The opening is one of few choreographic delicacies that the audience can experience, although intense arm and finger undulations and mudras restrict and exhaust the movement vocabulary. The pertinent theme of waste and plastic pollution is given superficial treatment; a more nuanced exploration of the engulfing plastic could have been taken further. Fierce effeminate walks and prowess contrast stag like masculine tricks - this choreography was supposedly to incite discourse on the dualism of stasis and dynamism through the myth of Medusa’s concrete-inducing gaze, contrast with the patriarchal male-gaze. However, arbitrary moments of female dancers swishing their hips and dresses, and jumping up and down, paired with men intermittently grabbing their crotches, dampens this conversation. Vardimon’s corporeal signs that she is famed for her are recognisable constants that the audience can indulge in. Dynamic back-bends that crescendo as the dancer lands on the floor, flying low technique that necessitates knee pads and corkscrew jumps on 720-degree planes, although impressive in isolation, lamentably becomes symptomatic of a novelty that soon wears off.

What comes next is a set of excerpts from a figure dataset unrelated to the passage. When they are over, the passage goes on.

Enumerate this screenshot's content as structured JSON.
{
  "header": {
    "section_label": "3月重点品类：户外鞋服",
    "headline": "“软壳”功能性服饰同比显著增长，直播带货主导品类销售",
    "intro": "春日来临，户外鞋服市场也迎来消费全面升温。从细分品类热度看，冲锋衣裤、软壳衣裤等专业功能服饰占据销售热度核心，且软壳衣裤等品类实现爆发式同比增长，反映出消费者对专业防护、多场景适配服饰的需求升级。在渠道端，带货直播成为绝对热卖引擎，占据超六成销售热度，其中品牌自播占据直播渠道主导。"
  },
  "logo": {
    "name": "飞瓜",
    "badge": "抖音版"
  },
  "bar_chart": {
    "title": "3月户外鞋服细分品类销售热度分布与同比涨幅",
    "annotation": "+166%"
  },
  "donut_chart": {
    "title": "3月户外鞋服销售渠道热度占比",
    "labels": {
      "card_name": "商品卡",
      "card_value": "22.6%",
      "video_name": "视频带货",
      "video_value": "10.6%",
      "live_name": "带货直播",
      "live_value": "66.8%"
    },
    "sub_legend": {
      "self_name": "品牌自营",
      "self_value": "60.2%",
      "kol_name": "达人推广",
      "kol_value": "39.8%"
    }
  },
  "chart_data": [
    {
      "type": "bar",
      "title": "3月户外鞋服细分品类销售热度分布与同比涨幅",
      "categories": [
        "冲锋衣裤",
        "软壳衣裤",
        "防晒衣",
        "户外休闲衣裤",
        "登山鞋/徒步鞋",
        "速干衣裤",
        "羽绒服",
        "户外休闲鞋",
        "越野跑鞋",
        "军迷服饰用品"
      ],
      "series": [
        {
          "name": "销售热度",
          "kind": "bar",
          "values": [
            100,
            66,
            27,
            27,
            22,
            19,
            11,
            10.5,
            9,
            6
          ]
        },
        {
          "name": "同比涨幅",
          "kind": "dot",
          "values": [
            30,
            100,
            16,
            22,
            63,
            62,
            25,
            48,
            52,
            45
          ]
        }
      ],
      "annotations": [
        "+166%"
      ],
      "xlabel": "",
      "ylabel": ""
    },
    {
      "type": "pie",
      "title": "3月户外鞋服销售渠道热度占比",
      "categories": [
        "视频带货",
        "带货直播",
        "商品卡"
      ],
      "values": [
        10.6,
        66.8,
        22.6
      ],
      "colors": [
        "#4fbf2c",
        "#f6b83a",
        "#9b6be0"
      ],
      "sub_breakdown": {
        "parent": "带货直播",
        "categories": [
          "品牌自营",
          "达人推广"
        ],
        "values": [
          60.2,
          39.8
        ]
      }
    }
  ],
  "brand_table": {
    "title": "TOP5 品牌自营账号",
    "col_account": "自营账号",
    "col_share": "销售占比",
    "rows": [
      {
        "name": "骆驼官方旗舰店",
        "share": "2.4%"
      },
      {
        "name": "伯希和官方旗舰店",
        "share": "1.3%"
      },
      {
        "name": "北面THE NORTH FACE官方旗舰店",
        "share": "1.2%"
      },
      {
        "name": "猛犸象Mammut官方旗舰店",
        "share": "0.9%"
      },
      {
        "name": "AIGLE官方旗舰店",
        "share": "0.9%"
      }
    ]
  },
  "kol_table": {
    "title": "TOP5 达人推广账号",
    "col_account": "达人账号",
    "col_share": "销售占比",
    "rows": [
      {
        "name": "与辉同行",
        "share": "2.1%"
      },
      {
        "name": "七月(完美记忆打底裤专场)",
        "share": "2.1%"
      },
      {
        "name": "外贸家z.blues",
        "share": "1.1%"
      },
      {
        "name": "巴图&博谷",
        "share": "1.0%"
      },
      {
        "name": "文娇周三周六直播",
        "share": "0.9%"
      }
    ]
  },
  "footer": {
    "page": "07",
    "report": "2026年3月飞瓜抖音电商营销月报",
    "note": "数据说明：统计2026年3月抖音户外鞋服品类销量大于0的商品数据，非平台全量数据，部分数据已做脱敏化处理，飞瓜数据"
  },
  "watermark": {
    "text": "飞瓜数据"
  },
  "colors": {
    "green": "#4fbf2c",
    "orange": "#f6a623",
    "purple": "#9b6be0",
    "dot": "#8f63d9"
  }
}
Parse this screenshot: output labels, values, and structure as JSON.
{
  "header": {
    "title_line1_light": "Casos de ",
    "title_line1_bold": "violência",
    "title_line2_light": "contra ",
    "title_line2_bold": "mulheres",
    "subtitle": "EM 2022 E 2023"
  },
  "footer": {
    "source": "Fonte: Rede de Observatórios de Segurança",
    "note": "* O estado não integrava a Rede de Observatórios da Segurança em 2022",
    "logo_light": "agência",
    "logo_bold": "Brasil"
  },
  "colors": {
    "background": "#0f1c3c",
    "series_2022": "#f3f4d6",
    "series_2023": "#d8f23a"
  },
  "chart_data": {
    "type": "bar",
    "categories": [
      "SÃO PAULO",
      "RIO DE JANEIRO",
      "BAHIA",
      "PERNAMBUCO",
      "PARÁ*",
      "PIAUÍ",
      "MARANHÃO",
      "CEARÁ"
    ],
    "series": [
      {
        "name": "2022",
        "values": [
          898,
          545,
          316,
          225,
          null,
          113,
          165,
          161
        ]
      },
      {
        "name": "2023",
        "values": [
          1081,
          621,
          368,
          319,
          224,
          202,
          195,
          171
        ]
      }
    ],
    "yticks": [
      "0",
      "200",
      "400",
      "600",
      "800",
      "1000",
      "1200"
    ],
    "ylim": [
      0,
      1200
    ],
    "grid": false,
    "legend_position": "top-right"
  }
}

The interplay between sound design and choreography is an element that Vardimon has utilised. Although, arbitrary and sudden shifts in mood and temperament of the music means that nuanced glimpses into the realm female conformity and oppression are obliterated, despite a four to five-minute exploration. In terms of variation, the piece is well curated due to the breadth of composers, the avant-garde of pop music and symphonies from the Yoshikazu Mega Japan Philarmonic Orchestra help to construct the thematic worlds. However, the audience receives these gripping compositions as a cliché, as the relationship between the music and dance at times is an overly safe and emotional choice.

An overload of conceptual direction means that explicit intent is lost on the audience. Boredom, however, is not a feature of this piece as attention is held for the duration of the performance because of the multitude of props, imagery and even text. Despite the relevance of contemporary social and environmental concerns they failed to add to the cohesion of the narrative.